4. Tool Calling: Anchoring Subjective Judgments in Objective Measurements
Judgments on color harmony or copywriting tone can be subjective and sensitive to prompts. A3-Align incorporates three lightweight analytical tools: Hue Analysis, Color Harmony quantification (Hasler index), and DeepSeek-OCR. The model is trained to call these tools within the reasoning chain. Crucially, tool outputs serve as auxiliary evidence; the model retains the ability to make a synthesized judgment based on hierarchical rules rather than being mechanically overruled by a tool.
Loss & Training¶
Normalized weighted total reward: \(R_{total} = \frac{\sum_{i \in \mathcal{A}} \alpha_i R_i}{\sum_{i \in \mathcal{A}} \alpha_i}\), where subsets of rewards are activated based on the sample type.
Key Experimental Results¶
Main Results (Accuracy across A3-Bench Rules)¶
| Model | Image Fidelity | Integration Realism | Color Harmonization | Layout Adaptability | Aesthetic SRCC |
|---|---|---|---|---|---|
| Qwen3-VL-8B | 0.454 | 0.491 | 0.444 | 0.472 | 0.564 |
| Gemma-3-27B | 0.648 | 0.574 | 0.583 | 0.694 | 0.677 |
| GPT-4o | - | - | - | - | - |
| A3-Align | Best | Best | Best | Best | Best |
(In the full 10-dimensional evaluation, A3-Align significantly outperforms open-source and closed-source MLLMs across nearly all rules.)
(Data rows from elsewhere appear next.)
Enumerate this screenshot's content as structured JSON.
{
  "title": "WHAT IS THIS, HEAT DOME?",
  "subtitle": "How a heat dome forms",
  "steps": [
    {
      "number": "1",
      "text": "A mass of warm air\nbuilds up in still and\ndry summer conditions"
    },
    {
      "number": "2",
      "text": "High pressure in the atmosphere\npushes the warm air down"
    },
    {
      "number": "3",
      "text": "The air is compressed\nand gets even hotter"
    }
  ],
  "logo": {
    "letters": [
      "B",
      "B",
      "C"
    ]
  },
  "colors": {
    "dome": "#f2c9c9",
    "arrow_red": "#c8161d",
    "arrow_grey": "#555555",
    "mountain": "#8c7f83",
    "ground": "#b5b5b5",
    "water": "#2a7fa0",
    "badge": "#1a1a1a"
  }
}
Ablation Study (Training Strategy)¶
| Configuration | Binary Rules Avg Acc | Aesthetic SRCC | Advertising SRCC |
|---|---|---|---|
| SFT Only | Baseline | Baseline | Baseline |
| SFT + GRPO (No Tools) | +Gain | +Gain | +Gain |
| SFT + GRPO (Full) | Best | Best | Best |
Key Findings¶
- Even the strongest closed-source models (e.g., GPT-4o-thinking) perform poorly on A3-Law's hierarchical assessment, proving the necessity of domain alignment.
- Multi-signal rewards in the GRPO stage significantly improve performance across dimensions compared to SFT alone.
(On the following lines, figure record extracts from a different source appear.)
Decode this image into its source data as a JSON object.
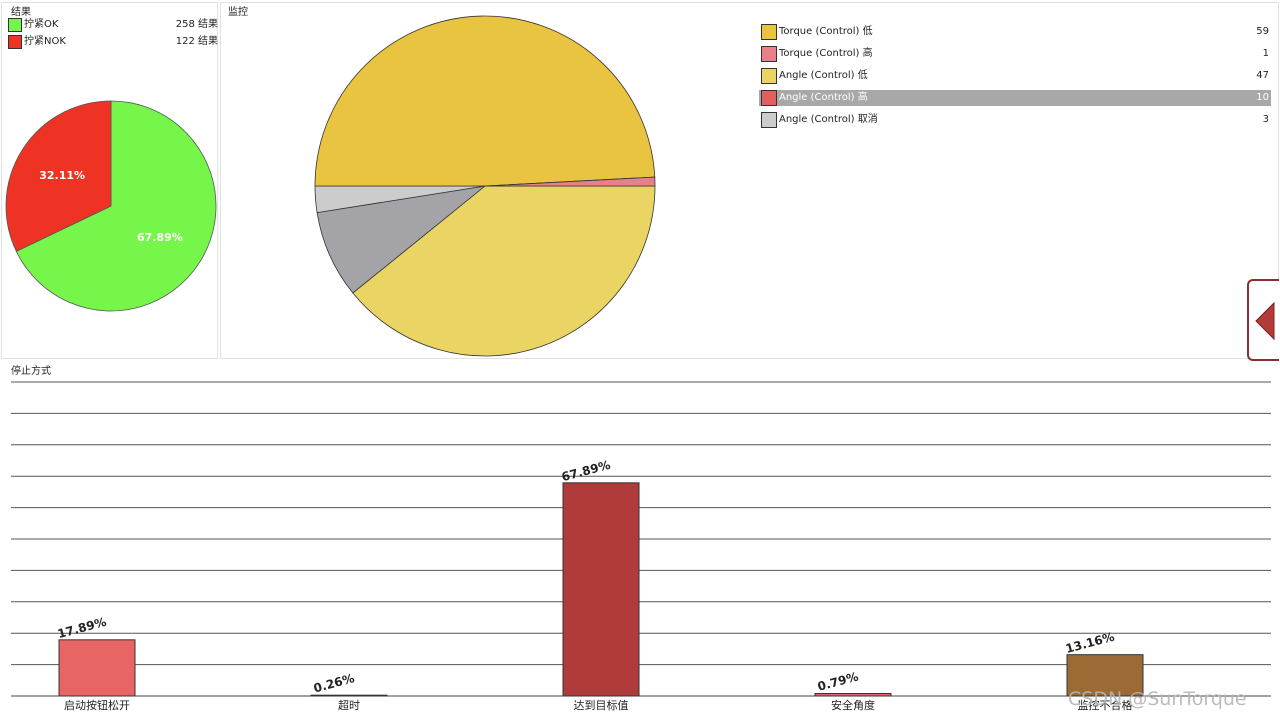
{
  "results_panel": {
    "title": "结果",
    "legend": [
      {
        "label": "拧紧OK",
        "count": "258 结果",
        "color": "#76f54a"
      },
      {
        "label": "拧紧NOK",
        "count": "122 结果",
        "color": "#ee3325"
      }
    ],
    "pie": [
      {
        "name": "拧紧OK",
        "value": 67.89,
        "label": "67.89%",
        "color": "#76f54a"
      },
      {
        "name": "拧紧NOK",
        "value": 32.11,
        "label": "32.11%",
        "color": "#ee3325"
      }
    ]
  },
  "monitor_panel": {
    "title": "监控",
    "legend": [
      {
        "label": "Torque (Control) 低",
        "count": "59",
        "value": 59,
        "color": "#e8c440",
        "selected": false
      },
      {
        "label": "Torque (Control) 高",
        "count": "1",
        "value": 1,
        "color": "#e8808a",
        "selected": false
      },
      {
        "label": "Angle (Control) 低",
        "count": "47",
        "value": 47,
        "color": "#ead463",
        "selected": false
      },
      {
        "label": "Angle (Control) 高",
        "count": "10",
        "value": 10,
        "color": "#e06060",
        "selected": true
      },
      {
        "label": "Angle (Control) 取消",
        "count": "3",
        "value": 3,
        "color": "#cccccc",
        "selected": false
      }
    ],
    "selected_slice_color": "#a3a3a8"
  },
  "stop_panel": {
    "title": "停止方式"
  },
  "chart_data": {
    "type": "bar",
    "categories": [
      "启动按钮松开",
      "超时",
      "达到目标值",
      "安全角度",
      "监控不合格"
    ],
    "values": [
      17.89,
      0.26,
      67.89,
      0.79,
      13.16
    ],
    "labels": [
      "17.89%",
      "0.26%",
      "67.89%",
      "0.79%",
      "13.16%"
    ],
    "colors": [
      "#e86566",
      "#e86566",
      "#b03b3a",
      "#e86566",
      "#9c6a35"
    ],
    "ylim": [
      0,
      100
    ],
    "grid": true
  },
  "watermark": "CSDN @SunTorque"
}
- Tool-calling mechanisms provide clear benefits for color and copywriting assessment.
- A3-Align demonstrates high practical value in downstream tasks like advertising selection and diagnostic criticism.
Highlights & Insights¶
- Theory-driven Assessment Framework: Translating AIDA marketing theory into an executable three-stage computational paradigm is an excellent example of engineering cognitive psychology.
- CoT + GRPO Alignment Strategy: Using SFT for structure and GRPO for fine-grained calibration is a valuable reference for any scenario requiring LLM alignment with domain-specific standards.
- Tool-augmented Reasoning: Allowing models to invoke quantitative tools within reasoning chains anchors subjective judgments in objective measurements.
Limitations & Future Work¶
- The Desire Impact stage of A3-Law is currently treated as a culturally universal framework, but advertising aesthetics are highly dependent on cultural contexts.
- Currently, only static images are handled; video and interactive advertising assessment remain unexplored.
- The diversity of the 30K images may be limited in specific vertical categories (e.g., luxury goods, FMCG) which might require finer rules.
- The choice of \(\sigma\) in the Gaussian reward function impacts training stability and precision.
Related Work & Insights¶
- vs. AVA/AADB: Traditional aesthetic datasets provide only single-dimension scores; A3-Dataset provides multi-level, multi-dimensional annotations with CoT.
- vs. General MLLMs: General models lack rule-consciousness in advertising aesthetics; A3-Align achieves domain alignment through specialized data and GRPO.
- Application Inspiration: The three-stage framework of A3-Law can inspire hierarchical assessment designs for other tasks, such as UI design or interior design evaluation.
Rating¶
- Novelty: ⭐⭐⭐⭐ First systematic framework for ad aesthetic assessment.
- Experimental Thoroughness: ⭐⭐⭐⭐ Extensive comparisons, though ablation could be more detailed.
- Writing Quality: ⭐⭐⭐⭐ Clear descriptions, though some details are moved to appendices.
- Value: ⭐⭐⭐⭐ High practical value for the advertising industry.